Rabbi Reuven noted that from the response he has received to his criticism of Rabbi Mirvis’ guidelines, he has seen that “the majority of people are baffled and distraught by this.”
In the UK, there has been somewhat low-key criticism of the guide. In a critique of it, British religious author Rabbi Mordechai Rose said the aim of the guidelines to care for homosexual and transgender students “might even be considered praiseworthy,” even while he condemned the partnership with Keshet UK and possible harm from the guide.
A group of UK Haredi rabbis and religious judges (dayanim) issued a letter last October that also largely supported the goals of Rabbi Mirvis’ guidelines, making do with a clarification. They backed the guide’s call to be supportive of “all pupils, regardless of their lifestyle choices (relationships),” even while warning that the new policy risks confusing Jews into thinking homosexual relationships are not forbidden by Jewish law.

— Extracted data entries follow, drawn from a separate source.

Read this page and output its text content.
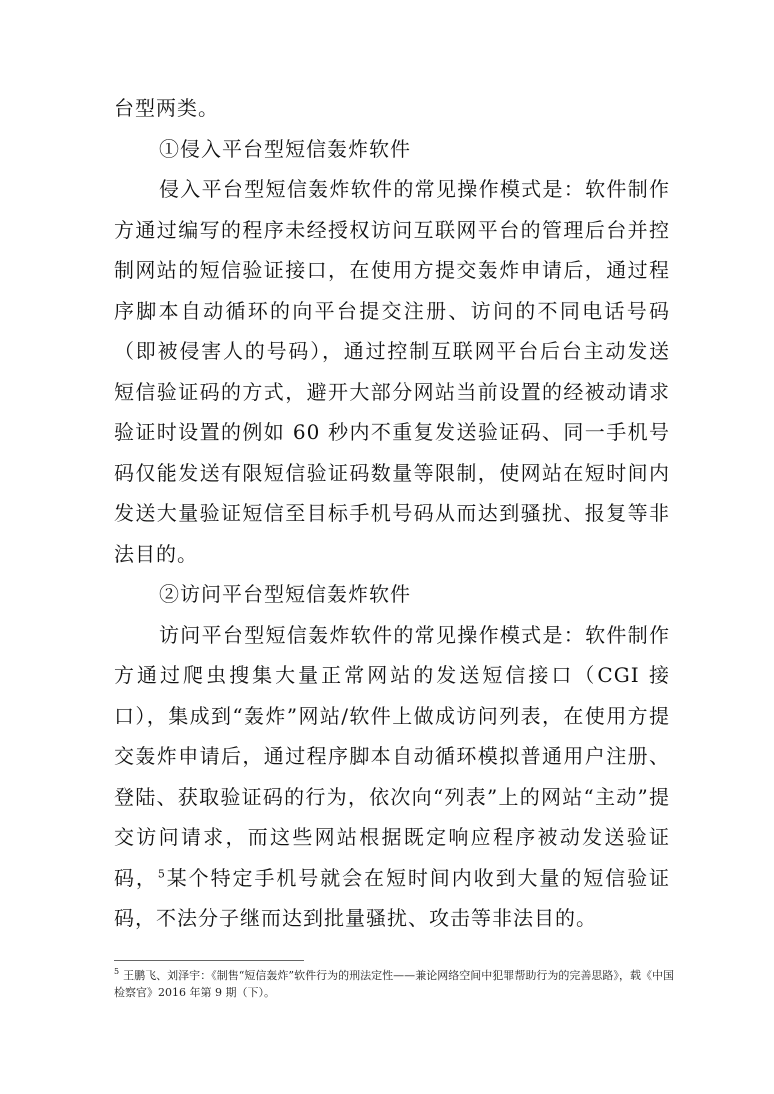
台型两类。

①侵入平台型短信轰炸软件

侵入平台型短信轰炸软件的常见操作模式是：软件制作方通过编写的程序未经授权访问互联网平台的管理后台并控制网站的短信验证接口，在使用方提交轰炸申请后，通过程序脚本自动循环的向平台提交注册、访问的不同电话号码（即被侵害人的号码），通过控制互联网平台后台主动发送短信验证码的方式，避开大部分网站当前设置的经被动请求验证时设置的例如 60 秒内不重复发送验证码、同一手机号码仅能发送有限短信验证码数量等限制，使网站在短时间内发送大量验证短信至目标手机号码从而达到骚扰、报复等非法目的。

②访问平台型短信轰炸软件

访问平台型短信轰炸软件的常见操作模式是：软件制作方通过爬虫搜集大量正常网站的发送短信接口（CGI 接口），集成到“轰炸”网站/软件上做成访问列表，在使用方提交轰炸申请后，通过程序脚本自动循环模拟普通用户注册、登陆、获取验证码的行为，依次向“列表”上的网站“主动”提交访问请求，而这些网站根据既定响应程序被动发送验证码，$^5$某个特定手机号就会在短时间内收到大量的短信验证码，不法分子继而达到批量骚扰、攻击等非法目的。

$^5$ 王鹏飞、刘泽宇：《制售“短信轰炸”软件行为的刑法定性——兼论网络空间中犯罪帮助行为的完善思路》，载《中国检察官》2016 年第 9 期（下）。
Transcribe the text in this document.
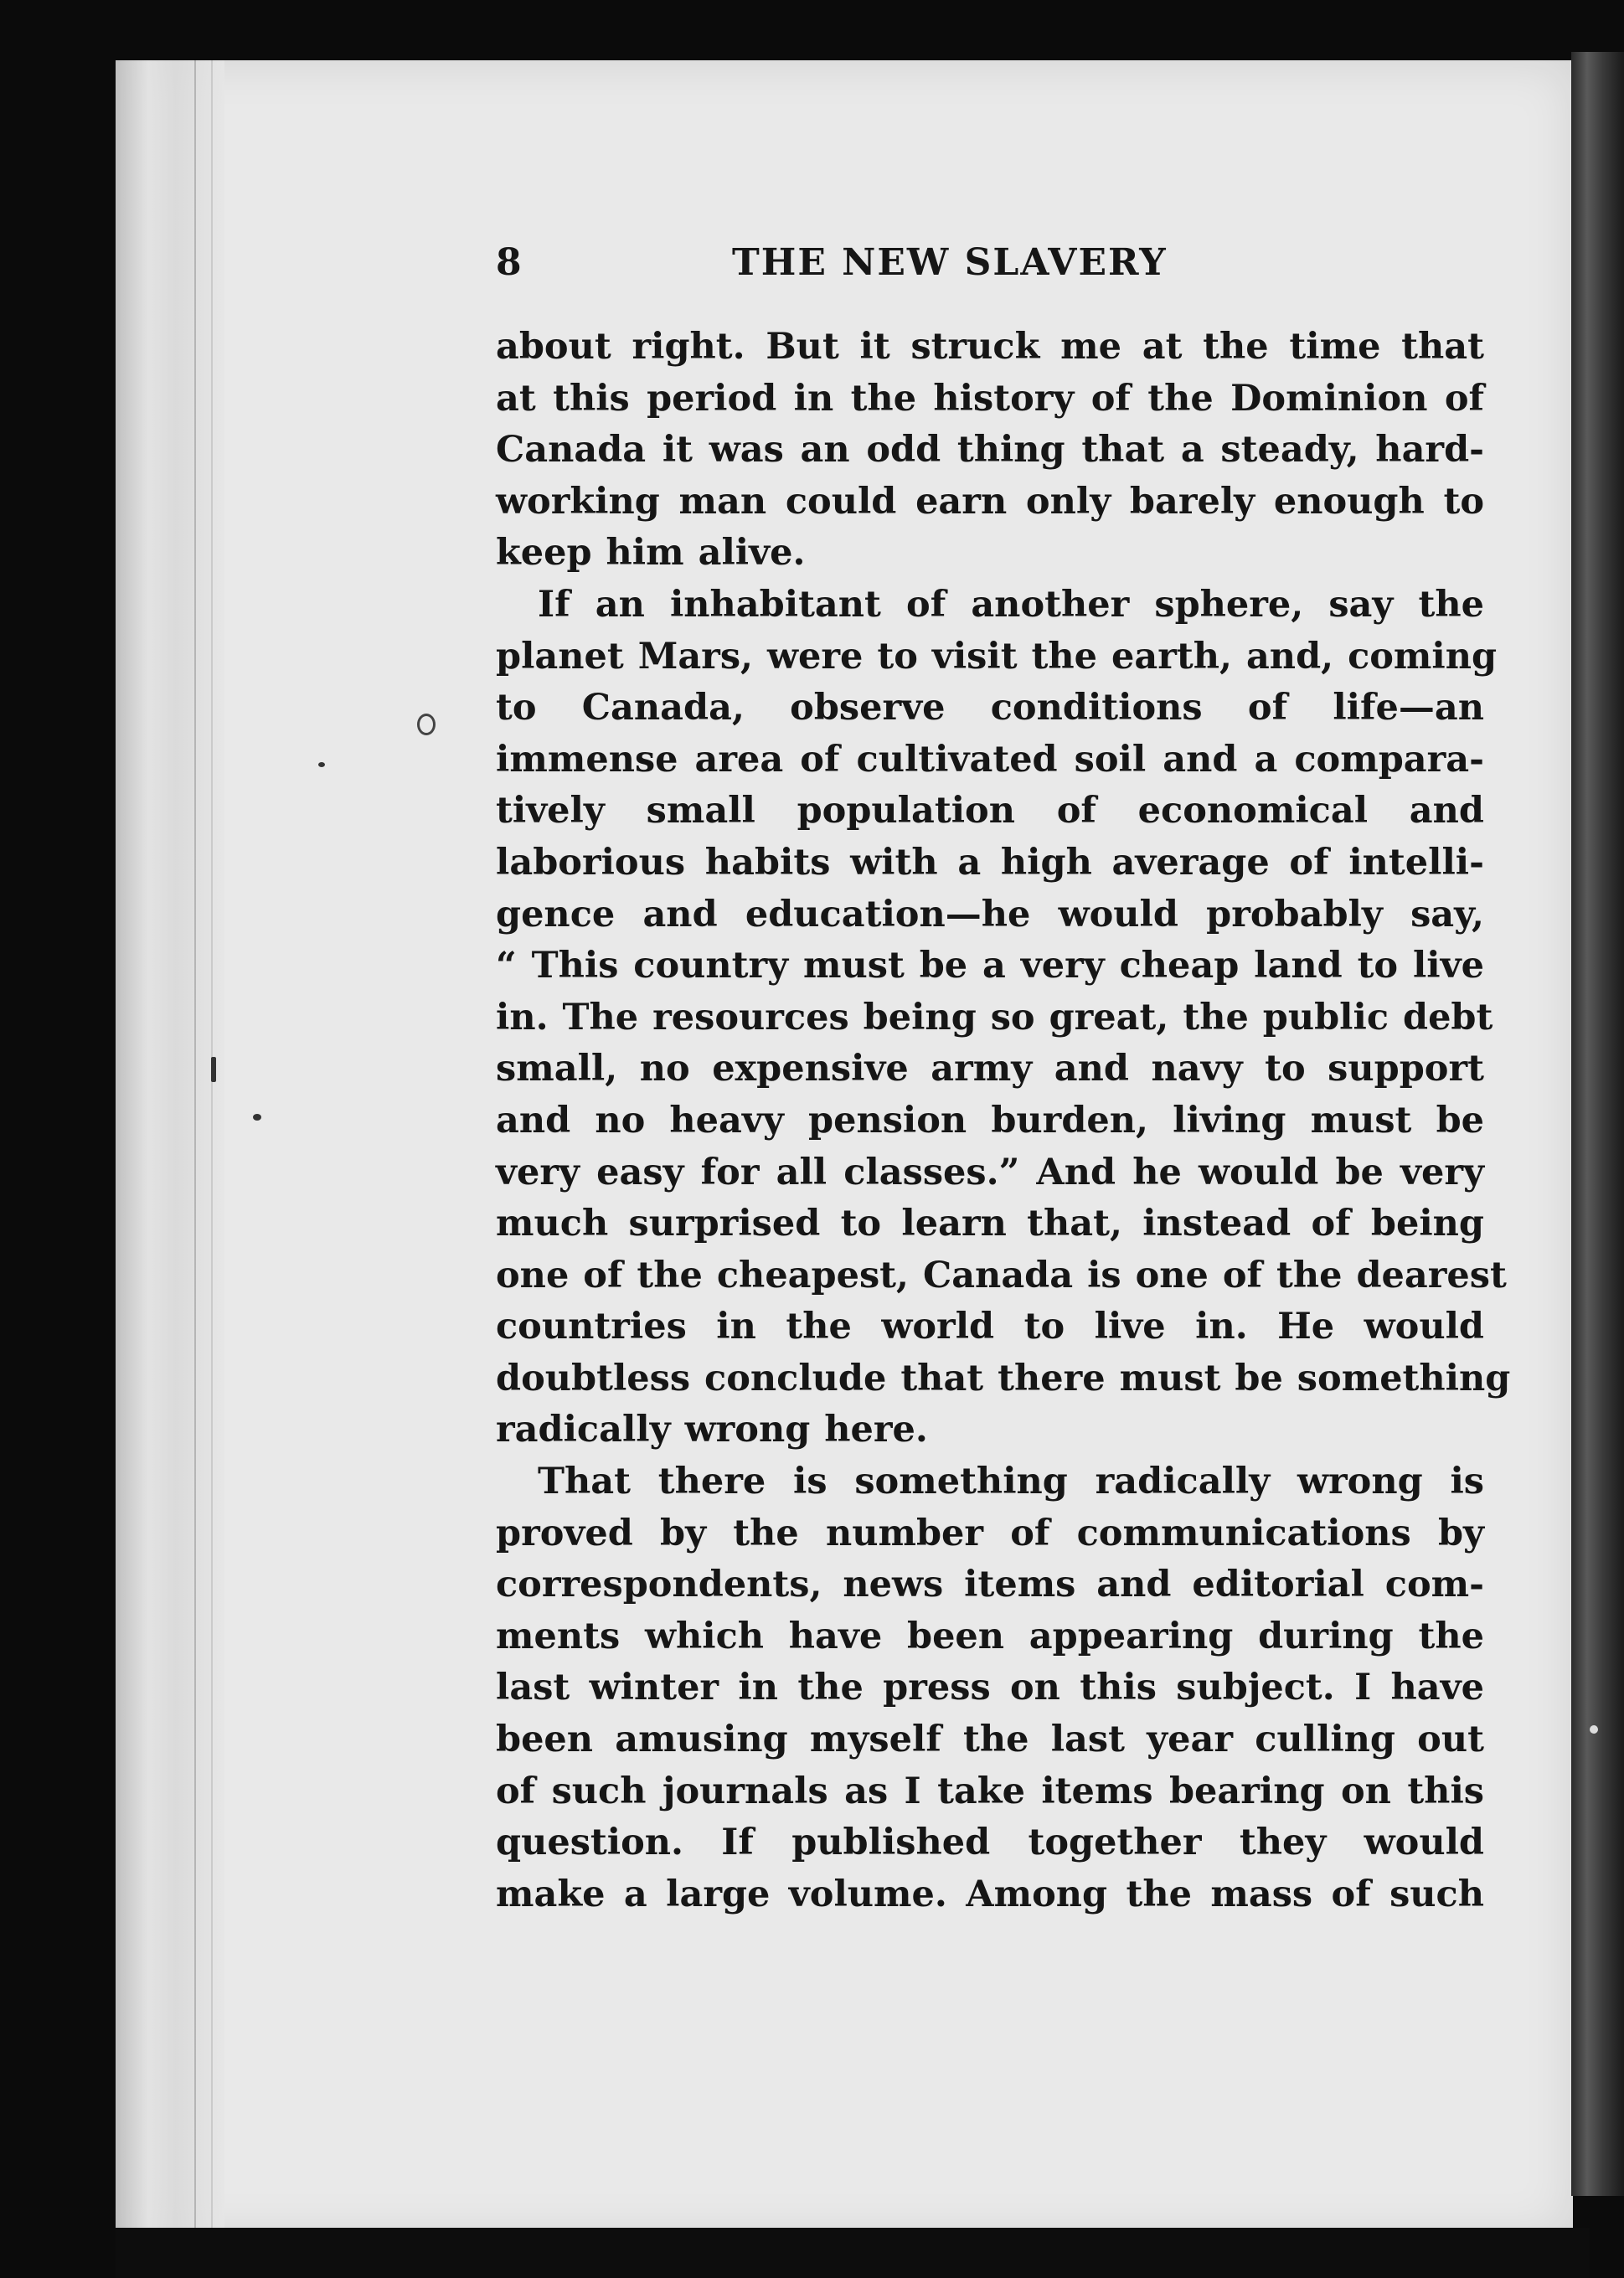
8	THE NEW SLAVERY
about right. But it struck me at the time that
at this period in the history of the Dominion of
Canada it was an odd thing that a steady, hard-
working man could earn only barely enough to
keep him alive.
If an inhabitant of another sphere, say the
planet Mars, were to visit the earth, and, coming
to Canada, observe conditions of life—an
immense area of cultivated soil and a compara-
tively small population of economical and
laborious habits with a high average of intelli-
gence and education—he would probably say,
“ This country must be a very cheap land to live
in. The resources being so great, the public debt
small, no expensive army and navy to support
and no heavy pension burden, living must be
very easy for all classes.” And he would be very
much surprised to learn that, instead of being
one of the cheapest, Canada is one of the dearest
countries in the world to live in. He would
doubtless conclude that there must be something
radically wrong here.
That there is something radically wrong is
proved by the number of communications by
correspondents, news items and editorial com-
ments which have been appearing during the
last winter in the press on this subject. I have
been amusing myself the last year culling out
of such journals as I take items bearing on this
question. If published together they would
make a large volume. Among the mass of such
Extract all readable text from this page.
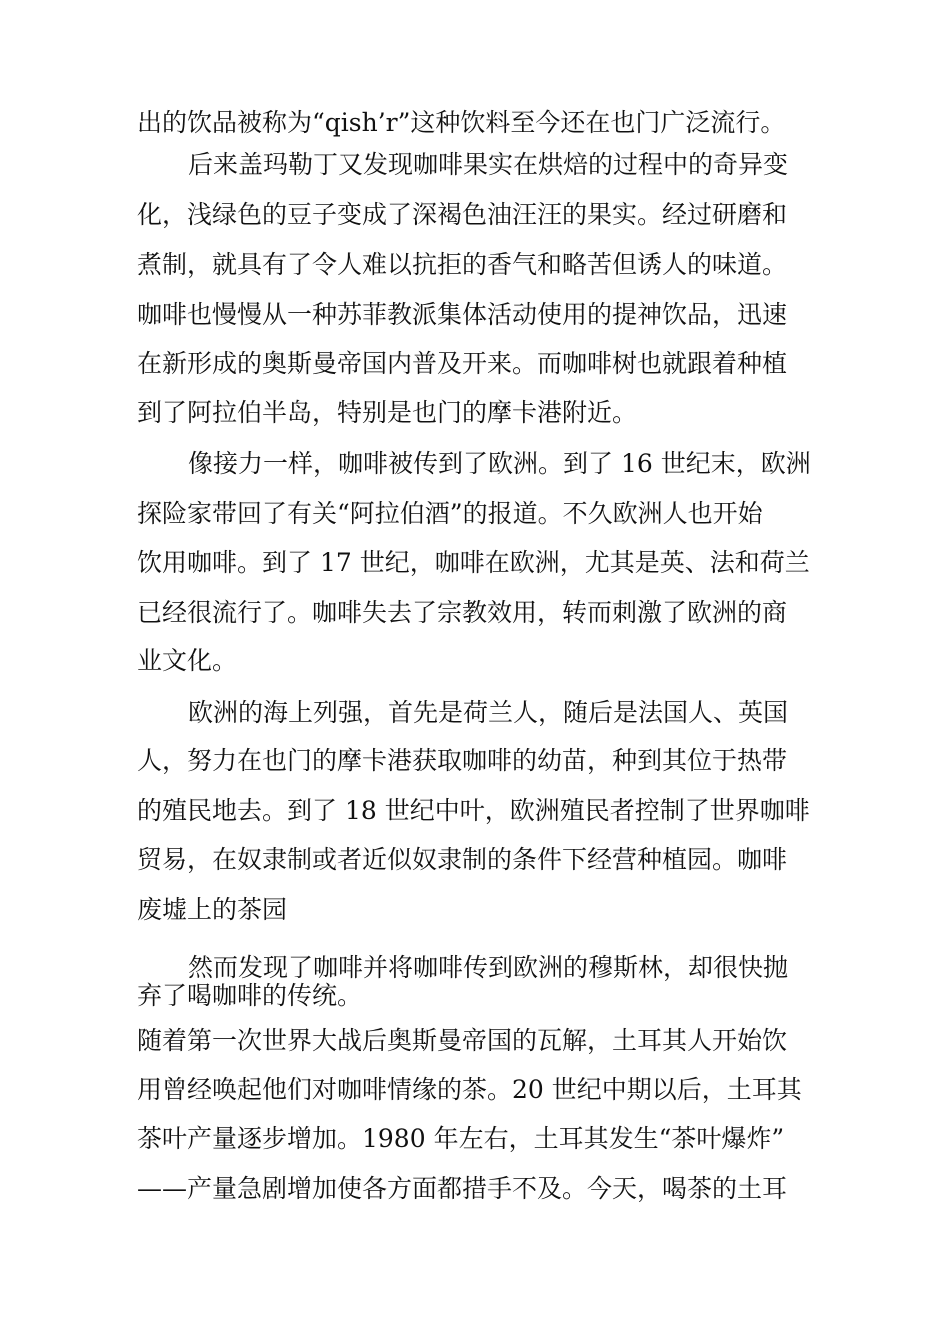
出的饮品被称为“qish’r”这种饮料至今还在也门广泛流行。
后来盖玛勒丁又发现咖啡果实在烘焙的过程中的奇异变
化，浅绿色的豆子变成了深褐色油汪汪的果实。经过研磨和
煮制，就具有了令人难以抗拒的香气和略苦但诱人的味道。
咖啡也慢慢从一种苏菲教派集体活动使用的提神饮品，迅速
在新形成的奥斯曼帝国内普及开来。而咖啡树也就跟着种植
到了阿拉伯半岛，特别是也门的摩卡港附近。
像接力一样，咖啡被传到了欧洲。到了 16 世纪末，欧洲
探险家带回了有关“阿拉伯酒”的报道。不久欧洲人也开始
饮用咖啡。到了 17 世纪，咖啡在欧洲，尤其是英、法和荷兰
已经很流行了。咖啡失去了宗教效用，转而刺激了欧洲的商
业文化。
欧洲的海上列强，首先是荷兰人，随后是法国人、英国
人，努力在也门的摩卡港获取咖啡的幼苗，种到其位于热带
的殖民地去。到了 18 世纪中叶，欧洲殖民者控制了世界咖啡
贸易，在奴隶制或者近似奴隶制的条件下经营种植园。咖啡
废墟上的茶园
然而发现了咖啡并将咖啡传到欧洲的穆斯林，却很快抛
弃了喝咖啡的传统。
随着第一次世界大战后奥斯曼帝国的瓦解，土耳其人开始饮
用曾经唤起他们对咖啡情缘的茶。20 世纪中期以后，土耳其
茶叶产量逐步增加。1980 年左右，土耳其发生“茶叶爆炸”
——产量急剧增加使各方面都措手不及。今天，喝茶的土耳
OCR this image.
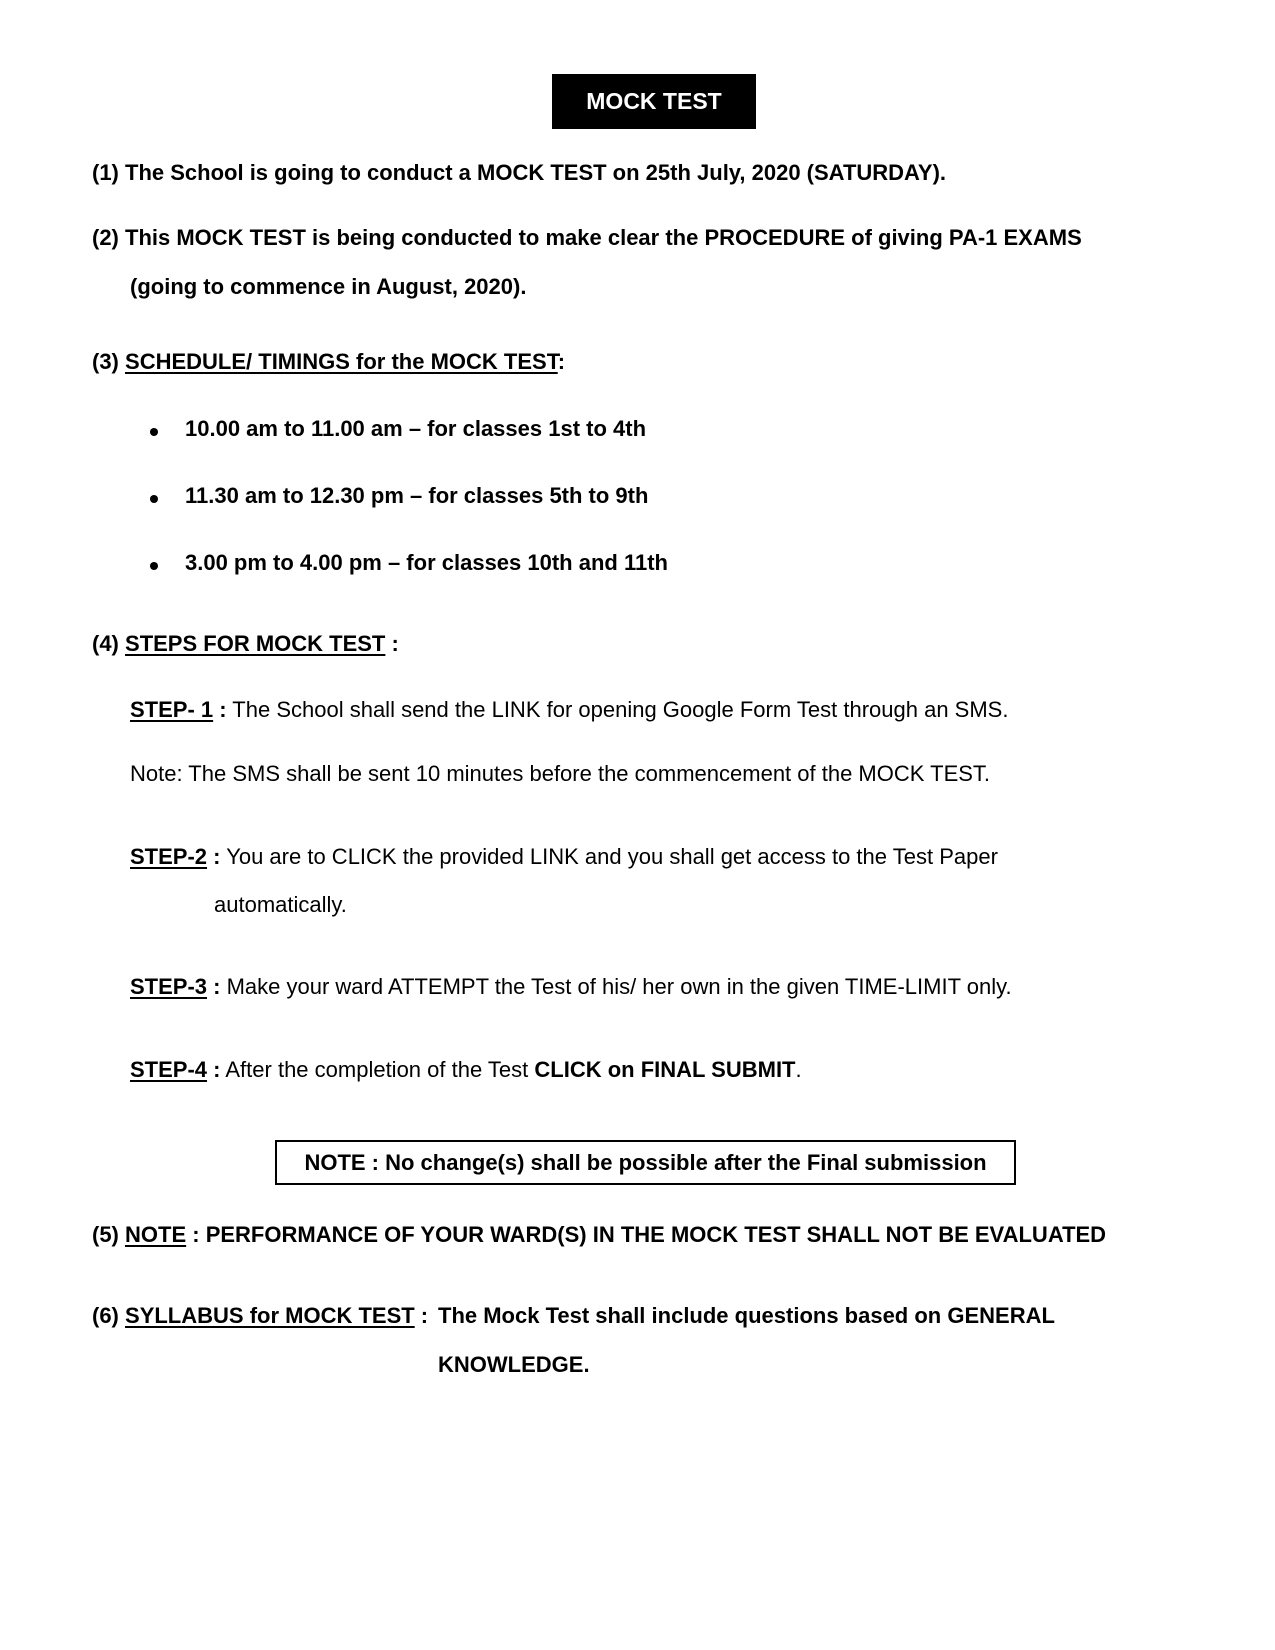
MOCK TEST
(1) The School is going to conduct a MOCK TEST on 25th July, 2020 (SATURDAY).
(2) This MOCK TEST is being conducted to make clear the PROCEDURE of giving PA-1 EXAMS
(going to commence in August, 2020).
(3) SCHEDULE/ TIMINGS for the MOCK TEST:
10.00 am to 11.00 am – for classes 1st to 4th
11.30 am to 12.30 pm – for classes 5th to 9th
3.00 pm to 4.00 pm – for classes 10th and 11th
(4) STEPS FOR MOCK TEST :
STEP- 1 : The School shall send the LINK for opening Google Form Test through an SMS.
Note: The SMS shall be sent 10 minutes before the commencement of the MOCK TEST.
STEP-2 : You are to CLICK the provided LINK and you shall get access to the Test Paper
automatically.
STEP-3 : Make your ward ATTEMPT the Test of his/ her own in the given TIME-LIMIT only.
STEP-4 : After the completion of the Test CLICK on FINAL SUBMIT.
NOTE : No change(s) shall be possible after the Final submission
(5) NOTE : PERFORMANCE OF YOUR WARD(S) IN THE MOCK TEST SHALL NOT BE EVALUATED
(6) SYLLABUS for MOCK TEST : The Mock Test shall include questions based on GENERAL
KNOWLEDGE.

In response to the letter, Rabbi Moshe Sternbuch, Chief Rabbi of the Orthodox Rabbinical Courts in Jerusalem, took issue with the limited criticism in a public letter of his own. In it, he opposed the idea of having Jewish religious schools attended by students “who conduct themselves in an abominable manner contravening Torah law... not to mention the idea of honoring and protecting them.” He warned this acceptance and approval may influence other students to transgress the Torah.
Rabbi Sternbuch, who was himself born in London, called on British rabbis to oppose the UK governmental guidelines requiring acceptance of LGBT, and to “be willing to go to prison rather than abandoning our sons and daughters.” He added that “according to the basic tenets of any democracy every citizen has the right to educate his children in accordance with his belief.”
“I consider the material and spiritual future of British Jewry to be in danger,” warned the rabbi, adding that the guidelines set a precedent that “is likely to spread to Europe, America and Eretz Yisroel G-d forbid.”
This is not Rabbi Mirvis’ first controversial decision on Jewish education; back in 2015 he supported teaching Islam in Jewish schools following new governmental regulations. Leading Jewish rabbinic authorities throughout the centuries have ruled that Islam falls within the category of idolatry according to Jewish law.